Получив ответ, по телефону передаю информацию в ТАССовский центр в Нью-Йорке, оттуда она тут же уходит в Москву. О том, что состоялся ряд встреч, в том числе с канцлером Германии Гельмутом Колем, а также с лидером боснийских сербов Радованом Караджичем.
И вот эти слова Ельцина с "боснийским Караджичем" у меня в ушах останутся звучать на всю жизнь. Слава богу, что я записывал их на диктофон и не успел затереть плёнку. Потому что уже на следующий день, как только я пришёл в офис, на меня обрушился целый вал телефонных звонков.
Звонили из Представительства России при ООН, из Представительства США при ООН. Звонили из московского МИД, вашингтонского Госдепа, из моей родной ТАССовской конторы. И смысл всех звонков был один: "Вы что там все, с ума посходили!!! Что вы такое понаписали!!! Радован Караджич является военным преступником, никакой визы ООН в Нью-Йорк он не мог получить и, естественно, не мог приехать!"
Мне всегда нравилась фраза из советских кинофильмов "Так распорядилась моя журналистская судьба". Типа, если ты уже стал журналистом, то придётся терпеть все эти приёмы, банкеты, нью-йорки, лондОны. А тут как-то сразу стало понятно, что "журналистская судьба" может распорядиться тобой очень по-разному. Если на вопросы американской стороны мы просто ничего не комментировали, то своим людям надо отвечать. И отвечали: "Так сказал президент!"
"Президент не мог так сказать", — слышалось в ответ. После чего я, перекрестившись, давал послушать по телефону записанную плёнку с голосом президента. Все узнавали интонации Бориса Николаевича и все прекрасно слышали, как он говорил и "с боснийским Караджичем".
И хотя редакционное начальство, понимая, что я совершенно ни при чём, как-то пыталось меня отмазать, в конце концов, мой самый высокий начальник попросил мне передать: "Лёша, сам всё прекрасно понимаешь. Да, все слышат, что он это сказал, но он не мог этого сказать. А значит, тебе пора собираться домой".
И добавил: "Но ты сильно не расстраивайся. Скажи семье, что посидишь годик в Москве, а потом пошлём тебя куда-нибудь в Лондон".

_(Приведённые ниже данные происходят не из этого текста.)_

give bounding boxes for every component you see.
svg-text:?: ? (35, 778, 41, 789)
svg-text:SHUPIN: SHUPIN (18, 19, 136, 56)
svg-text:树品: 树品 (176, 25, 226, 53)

Но мне то было понятно, что случайно я надолго могу оказаться в незаслуженном журналистском простое. И ничего ведь не попишешь — в нашей конторе всегда было принято соблюдать неписаные правила игры и не подставлять ньюсмейкера.
Вернулся я домой к жене (к теперь уже бывшей жене) и начал её готовить к скорым переменам. А на следующий день поехал на работу с тяжёлым сердцем, ожидая финального решения…
И тут Борис Николаевич меня и спас...
Как оказалось, улетев с нью-йоркского аэродрома, он ненадолго "завернул" в Вашингтон, а затем должен был сделать остановку в ирландском аэропорту Шеннон. Там была намечена встреча с главой этой страны. Это была та самая знаменитая встреча, которую Борис Николаевич проспал и из самолёта не вышел.
Вполне понятно, что это новое происшествие целиком и полностью затмило скандал с "боснийским Караджичем", про которого просто все сразу забыли.